Mix powdered tempura paint and vegetable oil in a clear, clean soda bottle. Combine food coloring and water in a disposable cup; this is then poured into the plastic bottle and the cap secured with super glue or a hot-glue gun. The children can help in funneling the colors into the bottle but the teacher always handles the gluing. The children shake the bottle, combining the colored oil and water to create a new color that separates quickly again for more color-mixing play. To create one shaker for each student, use clear, glass baby food jars and a smaller amount of oil and water.

Ice Cube Colors

Freeze watered-down tempura paint in an inexpensive ice cube tray; black, white and the primary colors should all be represented. Allow the children to experiment with all five ice cube colors on a piece of thick construction paper, mixing them as they rub them across the art surface.

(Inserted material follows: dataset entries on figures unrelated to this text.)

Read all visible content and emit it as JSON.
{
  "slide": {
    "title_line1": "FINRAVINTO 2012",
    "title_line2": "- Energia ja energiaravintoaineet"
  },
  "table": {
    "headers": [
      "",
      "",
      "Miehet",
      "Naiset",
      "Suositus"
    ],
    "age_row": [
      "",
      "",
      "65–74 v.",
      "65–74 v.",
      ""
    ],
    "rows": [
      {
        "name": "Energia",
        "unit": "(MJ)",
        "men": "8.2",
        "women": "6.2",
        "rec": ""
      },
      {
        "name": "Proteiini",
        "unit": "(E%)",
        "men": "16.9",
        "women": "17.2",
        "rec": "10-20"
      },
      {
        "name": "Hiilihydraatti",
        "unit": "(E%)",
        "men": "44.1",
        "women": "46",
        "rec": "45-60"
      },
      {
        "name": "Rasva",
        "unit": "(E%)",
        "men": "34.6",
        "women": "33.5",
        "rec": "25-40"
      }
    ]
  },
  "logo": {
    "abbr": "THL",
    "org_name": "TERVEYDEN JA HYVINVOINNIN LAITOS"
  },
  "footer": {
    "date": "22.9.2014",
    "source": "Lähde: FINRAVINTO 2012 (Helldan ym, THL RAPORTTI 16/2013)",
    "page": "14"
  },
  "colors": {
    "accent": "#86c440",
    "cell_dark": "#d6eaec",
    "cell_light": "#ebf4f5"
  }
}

The students then identify the colors they each have created such as pink, baby blue, lavender, orange and lime green.

Coffee Filter Mixing

Due to the absorbent nature of coffee filters, they represent one of the most efficient color-mixing materials. Using water dyed with nontoxic food coloring, each child can dab a small sponge, straw or eye dropper into the colors and place the drops of water onto the coffee filter next to one another. It may take a few moments for the colors to spread through the coffee filter but each primary color mixes with one another to create a colorful marbled effect.